How to Reduce Your Cat’s Rough Play Behavior
- A tired cat is a happy cat! Making sure that you’re meeting your kitten’s needs for activity and enrichment will be the best solution for managing his rough play.
- Offer as many scheduled, routine play sessions with your cat throughout the day as possible. If you get in the habit of really engaging your cat in energetic play and then offering him a meal, his needs as a predatory animal can be met and he may meet you with less frustration when you’re headed to bed, or when you’d like to relax on the couch.
- Provide a variety of toys for your cat so that you can determine his preferences. In general, cats seem to enjoy batting at small toys, like balls and fake mice. They also like to stalk, chase and pounce on things that move like prey, such as toys with feathers attached to flexible rods that you can dangle and move about. Try getting your cat a wand toy; cats love to engage in play with their people, and this is a great way to show them what appropriate play looks like. Giving your kitten a toy he can wrestle with, kick at and bite, such as a stuffed sock, is a great idea. Please see our article, Cat Toys, to learn more about playing with your cat and choosing the best toys for him.
- Make sure that his environment is set up to keep him active during the hours that you’re away from home. Most cats will nap all day long and then meet their person with a deep need to play and interact once they’re home. Keeping him engaged with enrichment, battery operated toys, and feeding puzzles while you’re gone can help him feel less frustration when you come home and cant play with him right away.
- Frequently give your cat new objects to investigate, such as paper bags or cardboard boxes. Try an internet search for “DIY cat enrichment” and you’ll find tons of free or very inexpensive ideas that you can try with things you may already have in your home.
- During playtime, don’t encourage him to bat at your hands or feet. Instead, direct the play away from you by using a long dangly toy or throwing you cat’s favorite toys. Schedule play sessions to coincide with times when your cat seems most active and playful.
- Pay attention to your cat when he seeks attention. A cat seeking some pets and love will be loose, with a relaxed body and face. A cat who’s seeking playtime will likely be more alert, with whiskers forward, ears and tail twitching. Understanding his body language will help direct how you interact with him, avoiding offering lots of pets if he’s actually approaching looking for play.
- Also pay attention to your cat while giving him attention. If you see his body language change into play mode, it’s time to grab a toy, direct him to the floor and engage in a good play session.
- If your cat likes to grab your feet as you go up and down the stairs or hide under things and ambush your ankles or legs as you walk by, carry toys with you and toss them ahead of you to redirect his attention. Try to get him to focus on chasing the toys instead of attacking you.
- Consider adopting another cat as a playmate. If you do, choose a cat with a similar energy level and play style as your cat.
- Build an outdoor enclosure for your cat, complete with branches, boxes, shelves and perches for him to navigate. If you can provide a more complex environment for your cat, full of opportunities to hunt insects and chase leaves, your cat will be less motivated to play roughly with you.
What NOT to Do
- Do not encourage your cat to play with your hands, feet or any other body part. While it may be fun when you have a tiny kitten, it becomes painful and dangerous as your kitten grows up.
- Do not try to pet your cat when he’s in play mode. Respond to his needs with lots of interaction with toys, only petting him when he’s calm.

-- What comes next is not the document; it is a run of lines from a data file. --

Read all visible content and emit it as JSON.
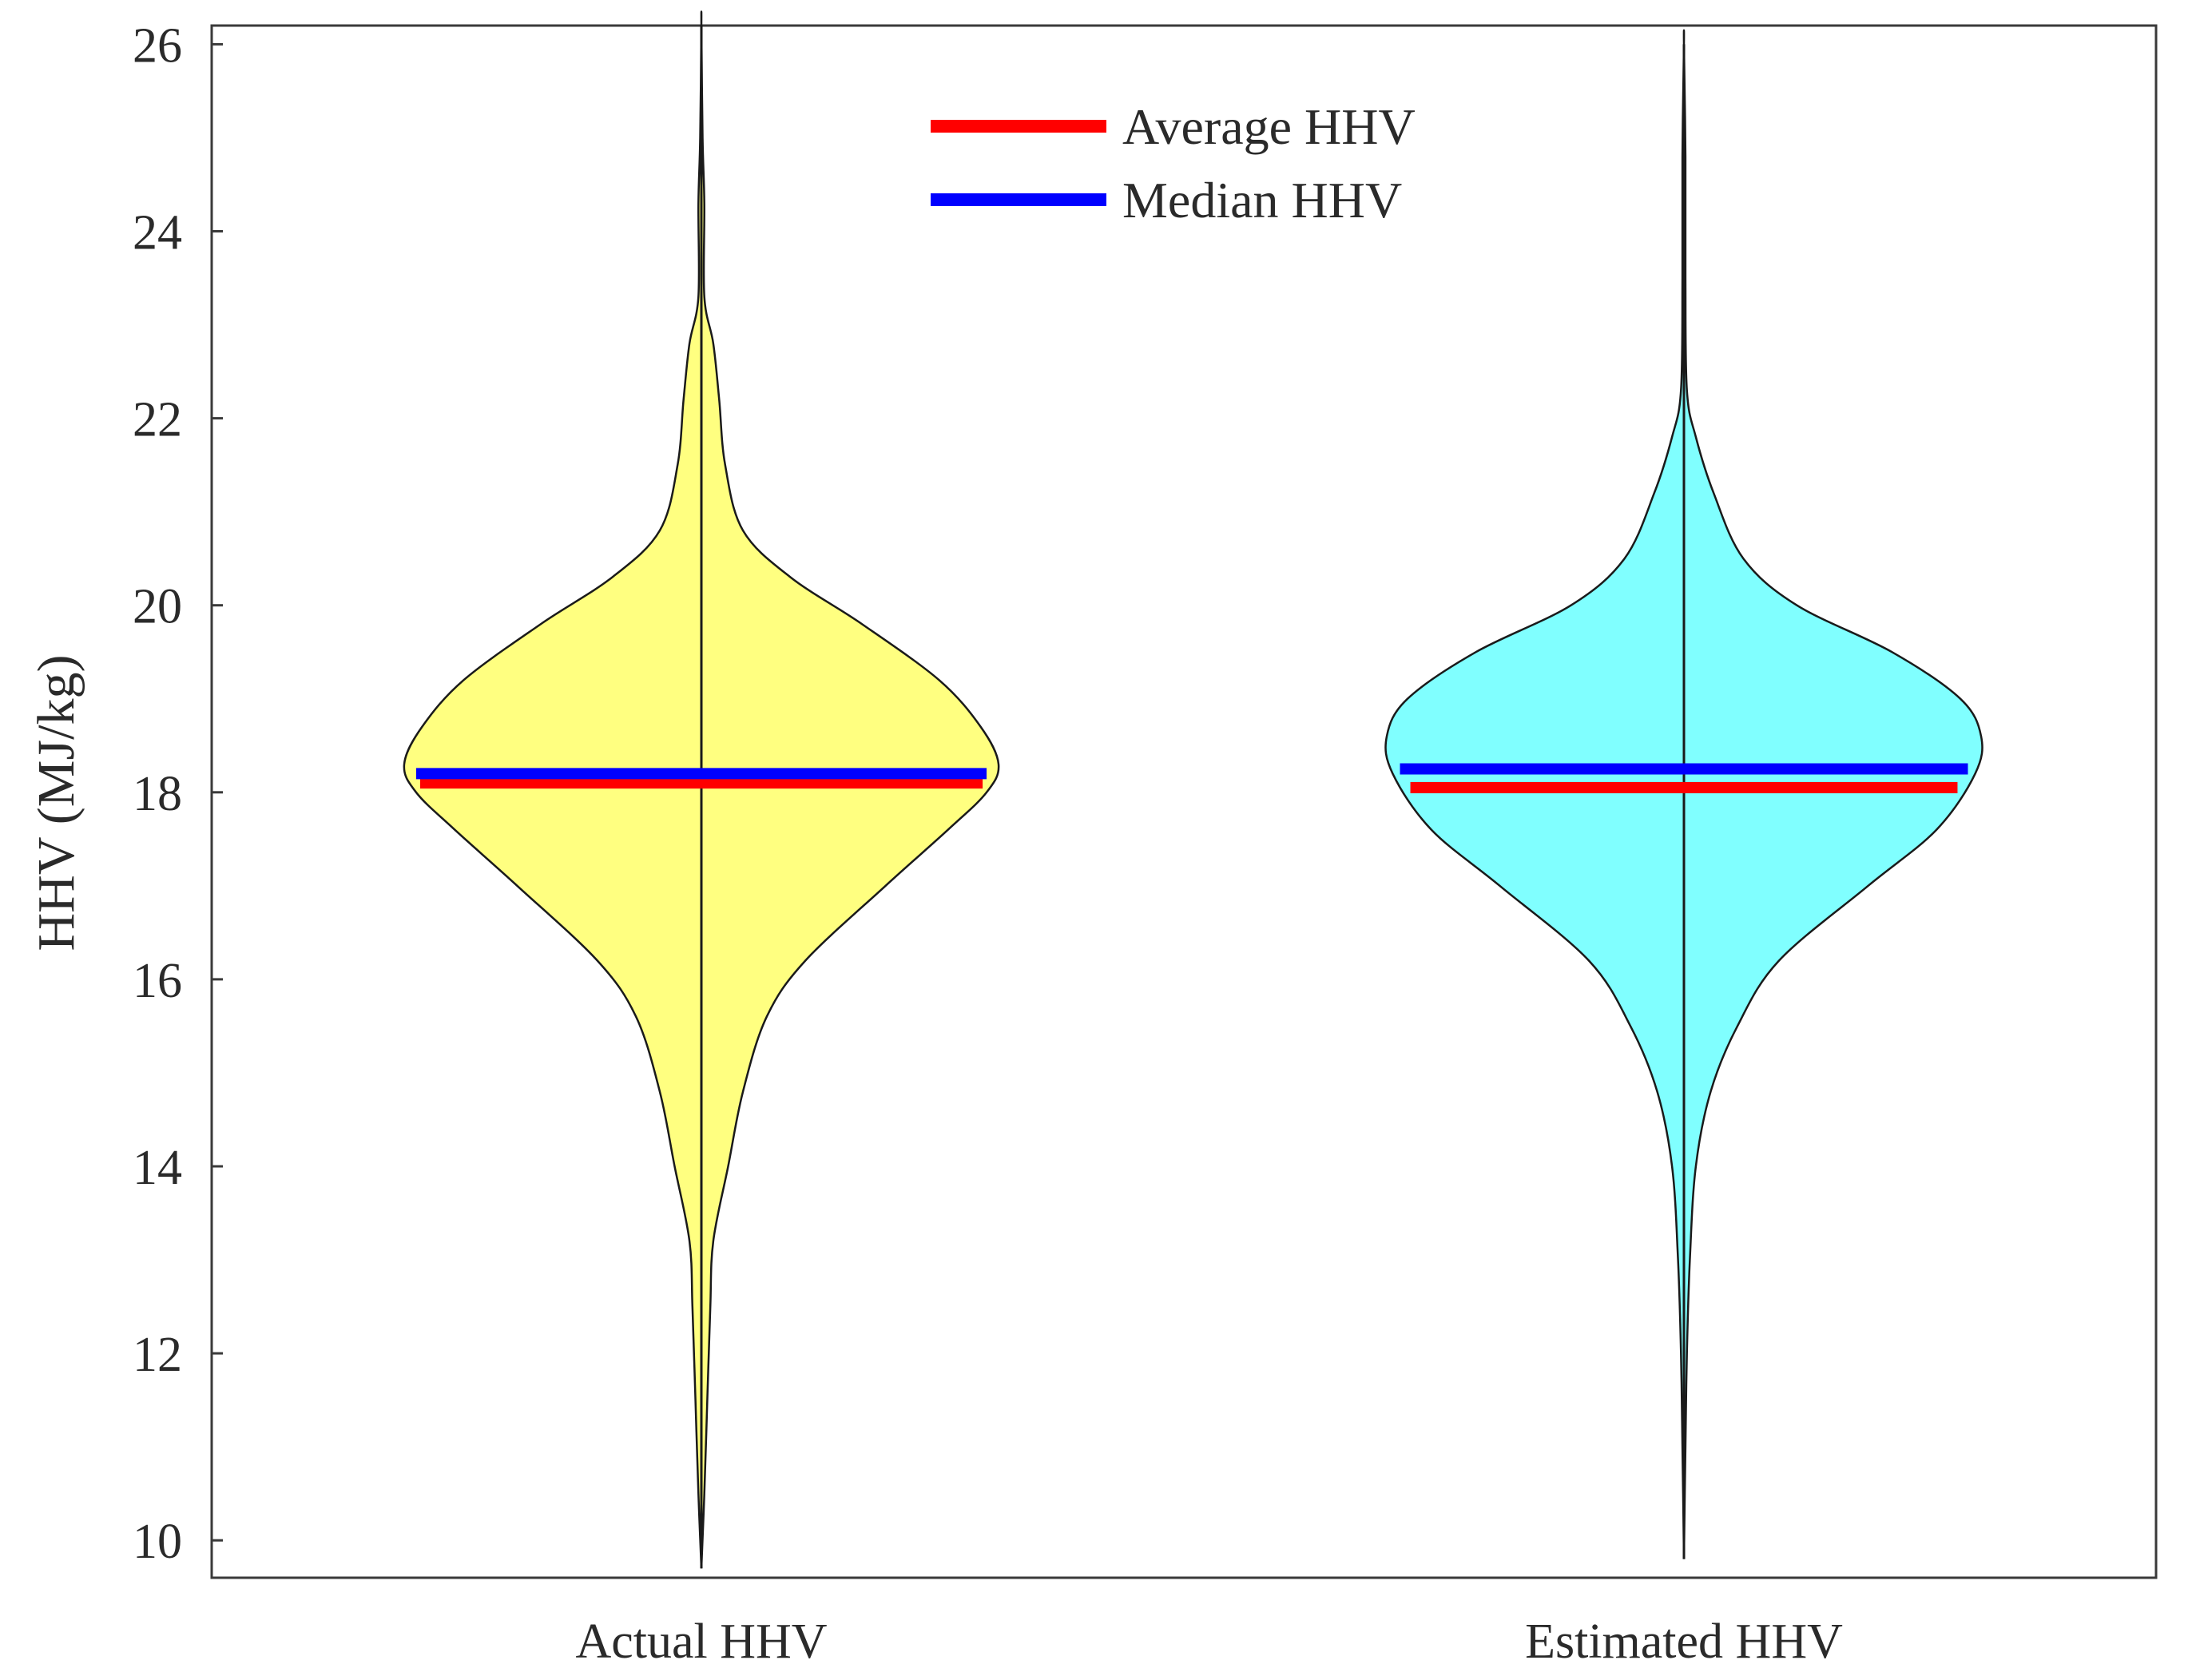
{
  "chart_data": {
    "type": "violin",
    "title": "",
    "xlabel": "",
    "ylabel": "HHV (MJ/kg)",
    "ylim": [
      9.6,
      26.2
    ],
    "yticks": [
      "10",
      "12",
      "14",
      "16",
      "18",
      "20",
      "22",
      "24",
      "26"
    ],
    "categories": [
      "Actual HHV",
      "Estimated HHV"
    ],
    "legend": {
      "placement": "top-center",
      "items": [
        {
          "label": "Average HHV",
          "color": "#ff0000"
        },
        {
          "label": "Median HHV",
          "color": "#0000ff"
        }
      ]
    },
    "series": [
      {
        "name": "Actual HHV",
        "fill": "#ffff80",
        "min": 9.7,
        "max": 26.2,
        "mean": 18.1,
        "median": 18.2,
        "density": [
          [
            9.7,
            0.0
          ],
          [
            10.5,
            0.01
          ],
          [
            11.5,
            0.02
          ],
          [
            12.5,
            0.03
          ],
          [
            13.2,
            0.04
          ],
          [
            14.0,
            0.09
          ],
          [
            14.8,
            0.14
          ],
          [
            15.6,
            0.22
          ],
          [
            16.2,
            0.35
          ],
          [
            17.0,
            0.62
          ],
          [
            17.6,
            0.83
          ],
          [
            18.0,
            0.96
          ],
          [
            18.3,
            1.0
          ],
          [
            18.7,
            0.94
          ],
          [
            19.2,
            0.8
          ],
          [
            19.8,
            0.54
          ],
          [
            20.3,
            0.3
          ],
          [
            20.8,
            0.14
          ],
          [
            21.5,
            0.08
          ],
          [
            22.2,
            0.06
          ],
          [
            22.8,
            0.04
          ],
          [
            23.3,
            0.01
          ],
          [
            24.3,
            0.01
          ],
          [
            25.0,
            0.004
          ],
          [
            26.2,
            0.0
          ]
        ]
      },
      {
        "name": "Estimated HHV",
        "fill": "#80ffff",
        "min": 9.8,
        "max": 26.0,
        "mean": 18.05,
        "median": 18.25,
        "density": [
          [
            9.8,
            0.0
          ],
          [
            11.0,
            0.005
          ],
          [
            12.0,
            0.01
          ],
          [
            13.0,
            0.02
          ],
          [
            14.0,
            0.04
          ],
          [
            14.8,
            0.09
          ],
          [
            15.5,
            0.18
          ],
          [
            16.2,
            0.32
          ],
          [
            17.0,
            0.62
          ],
          [
            17.6,
            0.85
          ],
          [
            18.2,
            0.98
          ],
          [
            18.6,
            1.0
          ],
          [
            19.0,
            0.93
          ],
          [
            19.5,
            0.7
          ],
          [
            20.0,
            0.38
          ],
          [
            20.5,
            0.2
          ],
          [
            21.2,
            0.1
          ],
          [
            21.8,
            0.04
          ],
          [
            22.3,
            0.01
          ],
          [
            23.5,
            0.005
          ],
          [
            24.8,
            0.005
          ],
          [
            26.0,
            0.0
          ]
        ]
      }
    ]
  }
}
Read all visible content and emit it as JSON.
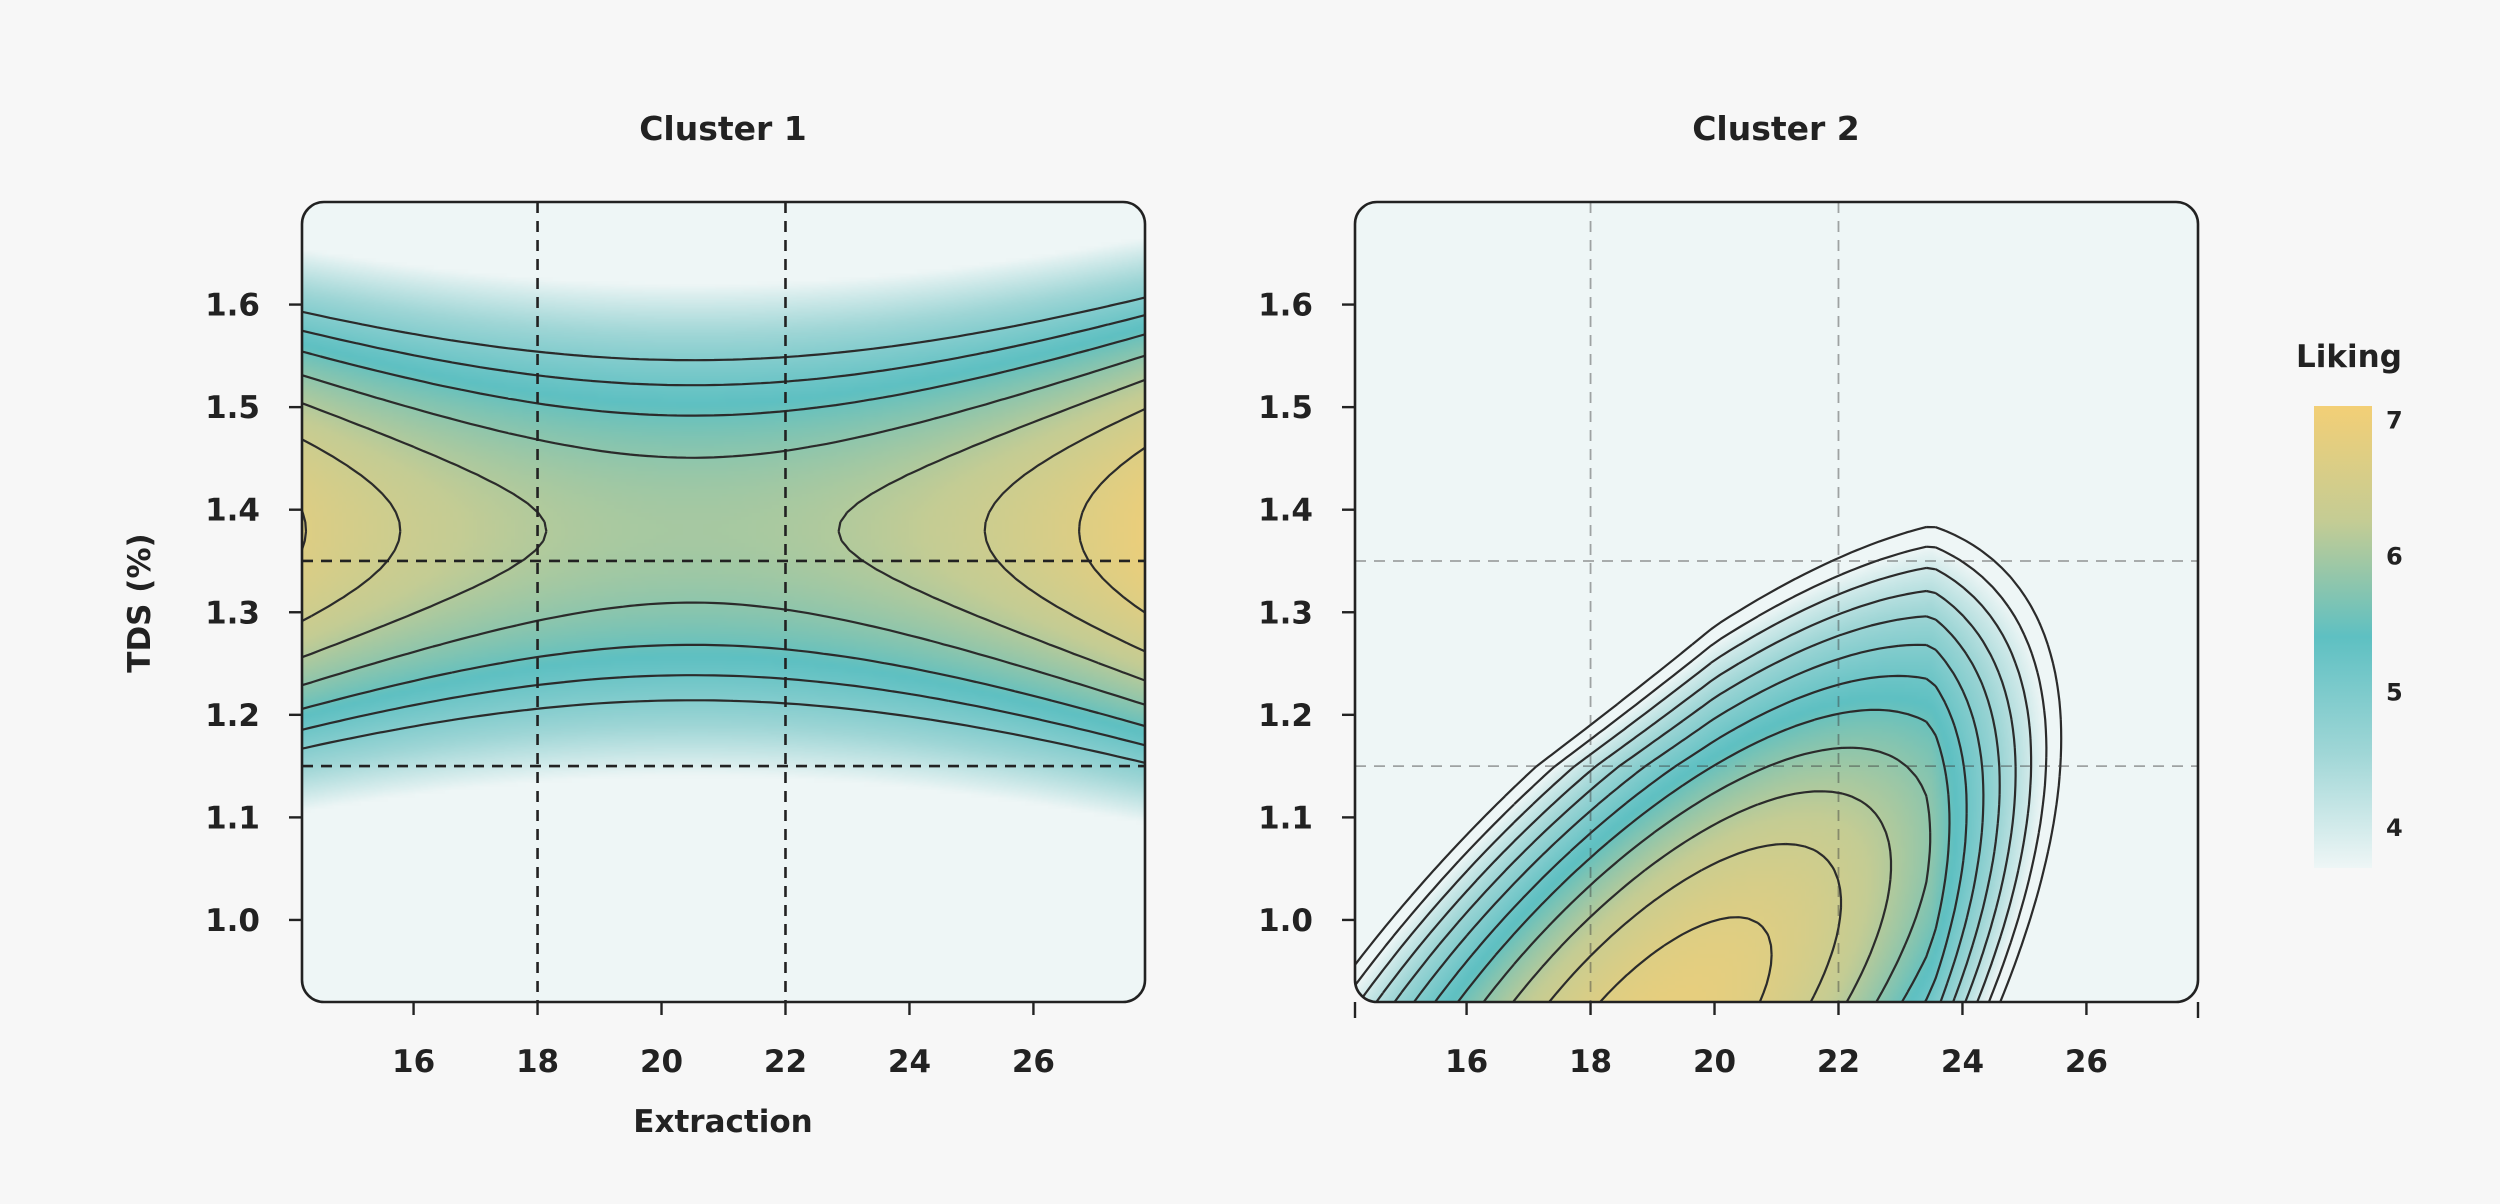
{
  "chart_data": {
    "type": "heatmap",
    "xlabel": "Extraction",
    "ylabel": "TDS (%)",
    "x_range": [
      14.2,
      27.8
    ],
    "y_range": [
      0.92,
      1.7
    ],
    "x_ticks": [
      16,
      18,
      20,
      22,
      24,
      26
    ],
    "y_ticks": [
      1.0,
      1.1,
      1.2,
      1.3,
      1.4,
      1.5,
      1.6
    ],
    "reference_lines": {
      "x": [
        18,
        22
      ],
      "y": [
        1.15,
        1.35
      ]
    },
    "legend": {
      "title": "Liking",
      "ticks": [
        7,
        6,
        5,
        4
      ],
      "range": [
        3.7,
        7.1
      ],
      "colors": [
        "#eef6f6",
        "#9fd6d6",
        "#5ec0c2",
        "#c4cc94",
        "#f3cf76"
      ]
    },
    "panels": [
      {
        "title": "Cluster 1",
        "show_x_ticks": true,
        "show_y_axis_label": true,
        "grid_style": "dark",
        "surface": {
          "type": "quadratic",
          "center": [
            20.5,
            1.38
          ],
          "c0": 6.0,
          "cxx": 0.018,
          "cyy": -40,
          "cxy": 0.0,
          "cx": 0.0,
          "cy": 0.0
        },
        "contour_levels": [
          4.9,
          5.2,
          5.5,
          5.8,
          6.1,
          6.4,
          6.7,
          7.0,
          7.3
        ]
      },
      {
        "title": "Cluster 2",
        "show_x_ticks": true,
        "show_y_axis_label": false,
        "grid_style": "light",
        "surface": {
          "type": "ridge",
          "peak": 6.9,
          "apex": [
            19.0,
            0.88
          ],
          "dir": [
            1.0,
            0.045
          ],
          "kx": 0.09,
          "ky": 22,
          "tail_start": 23.5,
          "tail_slope": 0.12
        },
        "contour_levels": [
          3.4,
          3.7,
          4.0,
          4.3,
          4.6,
          4.9,
          5.2,
          5.5,
          5.8,
          6.1,
          6.4,
          6.7
        ]
      }
    ]
  }
}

- Do not use toys that teach your cat to play with your hands, such as gloves with balls hanging from the fingers. If you do, your cat will be encouraged to direct his play at your hands and won’t understand that it’s only okay to attack your hands when you’re wearing the toy gloves.
- Do not physically punish your cat for rough play. If you hit or slap your cat, he may perceive your actions as play and become even rougher. Alternatively, he might become fearful of your hands and respond by avoiding you or changing from play to real aggression. Do not yell at your cat or squirt him with water as these things can also lead to a negative relationship with your little one.
- Never run from your cat or try to block his movements with your feet. These actions can cause your cat to intensify his play.